In den letzten Jahren ist die Anzahl Lernender massiv eingebrochen. Gleichzeitig liegt der Anteil der über 50-Jährigen bei weit über einem Drittel. Eine alarmierende Kombination.
Die Schweizer Baubranche hat ein massives Problem: Ihr gehen die Fachkräfte aus. Immer weniger Junge wollen einen Bauberuf erlernen. Und viele der bestehenden Fachkräfte stehen kurz vor der Pensionierung.
In den letzten zehn Jahren hat sich die Zahl der Maurerstifte schweizweit fast halbiert: Während 2010 noch über 1200 Jugendliche aus der Oberstufe eine Maurerlehre begannen, waren es 2019 noch etwas über 700. Das hat Auswirkungen auf die ganze Branche: Denn die Mehrheit der Vorarbeiter, Baupoliere, Bauführer und Baumeister wird aus dem Maurerpool rekrutiert.
Situation spitzt sich zu
Zum Problem beim Nachwuchs kommen Sorgen am anderen Ende der Alterspyramide. Denn die Baubranche hat mit zunehmender Überalterung zu kämpfen. So liegt der Anteil der über 50-Jährigen im Bauhauptgewerbe – also bei Maurern, Strassenbauern, Gleisbauern und Grundbauern – laut dem Schweizerischen Baumeisterverband (SBV) derzeit bei 36 Prozent. «Auf dem Bau kann man ab 60 in Rente gehen», sagt Matthias Engel (41) vom SBV. Das heisst: Von den 78’000 Angestellten in diesen Berufen werden rund 28’000 Fachkräfte in den nächsten zehn Jahren wegfallen.
Die sinkende Zahl Lehrlinge und die hohe Zahl anstehender Pensionierungen seien eine alarmierende Kombination, so Engel.
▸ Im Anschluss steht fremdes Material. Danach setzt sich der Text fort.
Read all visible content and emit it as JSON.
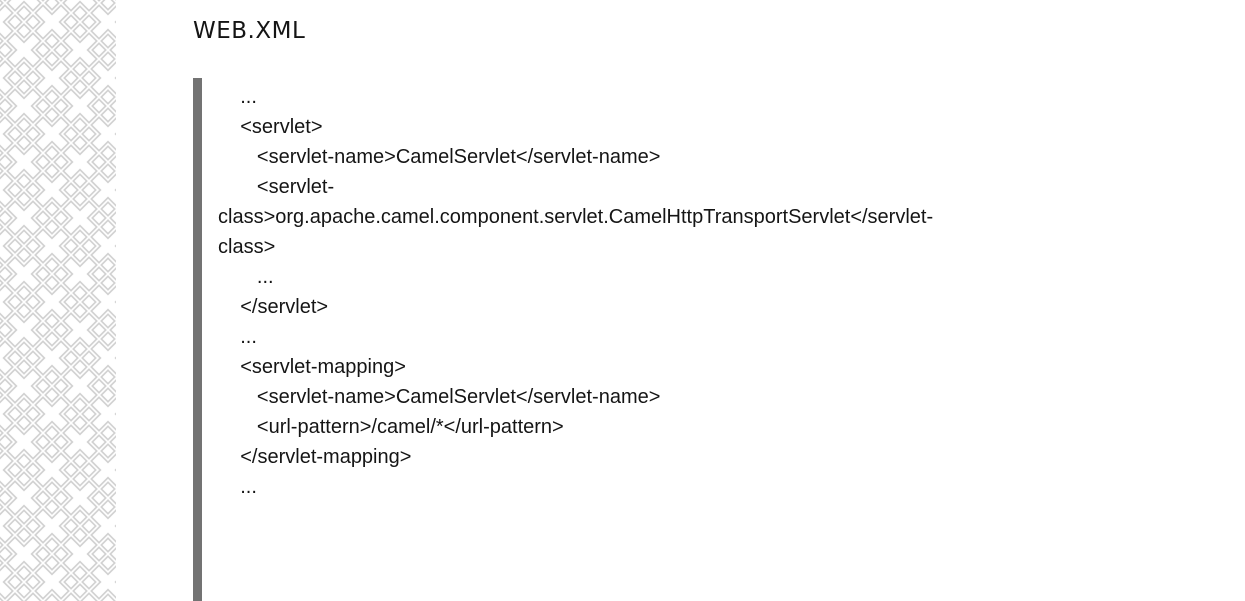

Es werde deshalb mit grosser Wahrscheinlichkeit zu starkem Fachkräftemangel auf fast allen Stufen und Funktionen des Bauhauptgewerbes kommen. «Wir haben als Verband die dringend erforderlichen Massnahmen eingeleitet, um diesem Trend entgegenzuwirken», so Engel zu BLICK.
Firmen finden keine Lehrlinge mehr
Die Firma Bernet Bau in Gommiswald SG ist von dieser Situation direkt betroffen. «Eigentlich bilden wir jedes Jahr zwei bis drei Lernende aus», sagt Geschäftsführer Herbert Lins (58). Aber die letzten zwei Jahre konnten wir keine neuen Lernenden anstellen, weil wir keine fanden», sagt Lins.
Das liege einerseits an den geburtenschwachen Jahrgängen – es gibt aber noch einen anderen Grund: «Lehrer und Eltern raten Jugendlichen heute leider eher von handwerklichen Berufen ab», so Lins. Den Schulabgängern werde eine akademische Laufbahn nahegelegt. «Dank grosser Anstrengungen konnten wir unsere Lehrstellen für den Sommer 2020 wieder besetzen», sagt Lins.
Das schlechte Image ist schuld
Das Image der Bauberufe sei schlechter als die tatsächlichen Bedingungen, so der Geschäftsführer eines 50-köpfigen Teams. «Klar ist der Maurerberuf streng, und man ist der täglichen Witterung ausgesetzt.» Doch die körperliche Anstrengung sei längst nicht mehr so gross wie vor einigen Jahren. «Schaufel und Pickel nehmen heute die wenigsten noch in die Hand.»